Nuova contribuzione studentesca per  l’anno accademico 2017/2018

Previste agevolazioni per le fasce di reddito più basse e per merito

Per il prossimo anno accademico l’università di Verona ha recepito le novità introdotte dalla legge di Bilancio 2017 (n.232 dell’11 dicembre 2016) in tema di contribuzione studentesca, prevedendo un sistema di agevolazioni a favore degli studenti rientranti nelle fasce di reddito più basse, con un ISEE compreso tra 0 e 30.000 euro.

Inoltre, sarà introdotto un concetto di contribuzione omnicomprensiva, ossia di un importo unico dovuto all’università per l’iscrizione, accorpando quindi tutti i preesistenti importi richiesti sotto forma di tassa di iscrizione, contributi e assicurazione.

Per agevolare le fasce più deboli, è previsto l’esonero dal pagamento della contribuzione omnicomprensiva per gli studenti con ISEE compreso tra 0 e 13.000, se in possesso dei seguenti requisiti di merito: essere iscritti in corso o fino al primo anno di iscrizione fuori corso e aver conseguito nei 12 mesi precedenti almeno 10 crediti formativi, se iscritti al 2 anno, oppure 25 cfu, se iscritti ad anni successivi. Il requisito di merito non è previsto per le matricole.

Tali requisiti di merito garantiscono tasse calmierate anche per gli studenti in corso o al primo anno fuori corso con ISEE compreso tra 13.000 e 30.000 e per tutti gli studenti a partire da secondo anno di iscrizione fuori corso con ISEE compreso tra 0 e 30.000.

Nonostante non fosse inserito nella legge di Bilancio, l’ateneo ha inoltre scelto di premiare tutti gli studente in possesso dei requisiti di merito, anche se con un ISEE superiore ai 30mila euro. Si tratta di circa 12mila studenti che risparmieranno 200 euro di tasse.

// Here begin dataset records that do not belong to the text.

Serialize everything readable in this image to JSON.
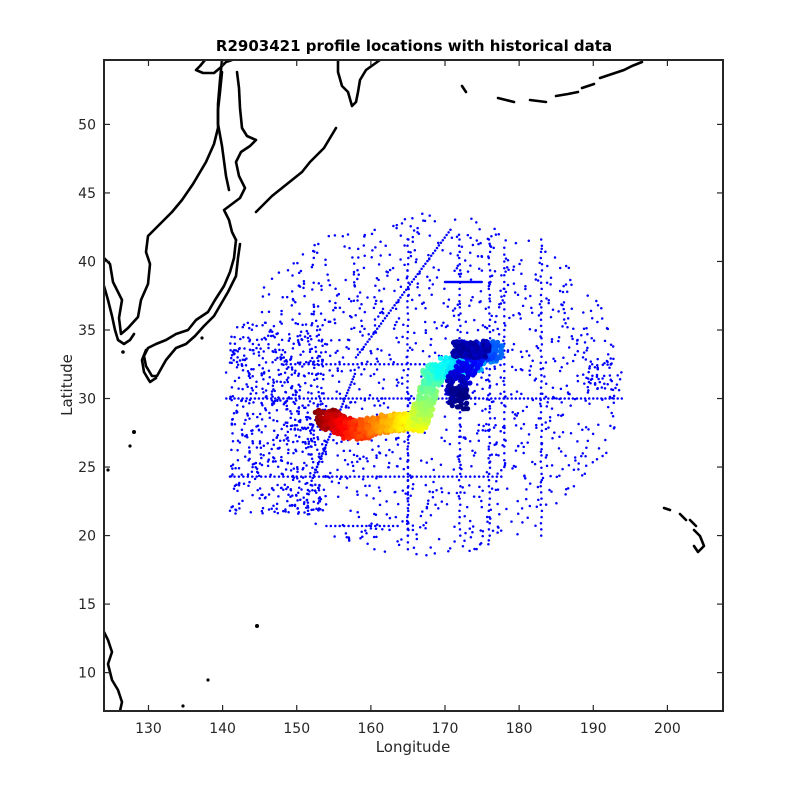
{
  "chart_data": {
    "type": "scatter",
    "title": "R2903421 profile locations with historical data",
    "xlabel": "Longitude",
    "ylabel": "Latitude",
    "xlim": [
      124,
      207.5
    ],
    "ylim": [
      7.2,
      54.7
    ],
    "xticks": [
      130,
      140,
      150,
      160,
      170,
      180,
      190,
      200
    ],
    "yticks": [
      10,
      15,
      20,
      25,
      30,
      35,
      40,
      45,
      50
    ],
    "grid": false,
    "colors": {
      "historical": "#0000ff",
      "coastline": "#000000",
      "axes": "#262626"
    },
    "float_colormap": "jet",
    "historical_region": {
      "lon_range": [
        140.5,
        195
      ],
      "lat_range": [
        19,
        43.5
      ],
      "transect_lat": [
        30,
        24.3,
        20.7
      ],
      "transect_lon": [
        165,
        172,
        176,
        183
      ]
    },
    "float_track": [
      {
        "lon": 153.5,
        "lat": 28.6
      },
      {
        "lon": 155.5,
        "lat": 28.2
      },
      {
        "lon": 158.0,
        "lat": 27.6
      },
      {
        "lon": 160.5,
        "lat": 28.0
      },
      {
        "lon": 163.0,
        "lat": 28.3
      },
      {
        "lon": 166.0,
        "lat": 28.2
      },
      {
        "lon": 167.5,
        "lat": 29.5
      },
      {
        "lon": 168.0,
        "lat": 31.5
      },
      {
        "lon": 170.0,
        "lat": 32.3
      },
      {
        "lon": 173.5,
        "lat": 32.6
      },
      {
        "lon": 176.5,
        "lat": 33.6
      },
      {
        "lon": 174.0,
        "lat": 33.3
      },
      {
        "lon": 171.5,
        "lat": 31.0
      },
      {
        "lon": 172.0,
        "lat": 29.8
      }
    ]
  }
}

“L’ateneo si è mosso a partire da alcune linee guida di fondo. In primo luogo, creare un nuovo sistema di contribuzione, senza quindi sovrapporre modelli o prevedere aggiustamenti a partire dal modello esistente – spiega Giorgio Gosetti, delegato al Diritto allo studio e alle politiche per gli studenti – In secondo luogo, sebbene il tema della contribuzione non sia mai semplice e immediato, si è voluto costruire un sistema comprensibile allo studente, mettendolo in grado di cogliere il più facilmente possibile il livello di contribuzione richiesto. Si è voluto poi ancorare il modello a principi di equità, progressività e gradualità, creando di fatto un sistema che stabilisce una contribuzione specifica per ciascun studente. Inoltre, si è lavorato sul nuovo modello senza farsi condizionare dal livello di contribuzione complessivo degli anni precedenti, scelta che si prevede provocherà una diminuzione delle entrate per l’ateneo di circa un milione e mezzo di euro. Infine, nel sistema sono stati inseriti incentivi alla regolarità di carriera, premiando impegno e merito. Di fatto, lo studente che si impegna e sviluppare un percorso regolare si trova ad avere sostanziali benefici in termini di contribuzione.

Il favore con il quale è stato recepito dai vari organi il nuovo sistema – conclude Gosetti – ha trovato riscontro anche nel parere positivo espresso dal Consiglio degli studenti. Una soddisfazione forse prevedibile, visto l’abbassamento della contribuzione, che l’ateneo intende comunque alimentare ulteriormente con altre iniziative, orientare a migliorare la qualità della vita studentesca e la continuità dei percorsi di studio”.

Gli studenti meritevoli e con ISEE basso non pagheranno quindi nulla all’università per l’iscrizione (ad eccezione di quanto dovuto a titolo di imposta di bollo e di tassa regionale per il diritto allo studio) o pagheranno un importo fortemente ridotto rispetto agli anni passati.

Una novità che riguarda 18.681 iscritti sul totale di 23.161, oltre 80% degli studenti pagherà meno rispetto all’anno scorso, quando circa il 35% degli iscritti ha ottenuto una riduzione.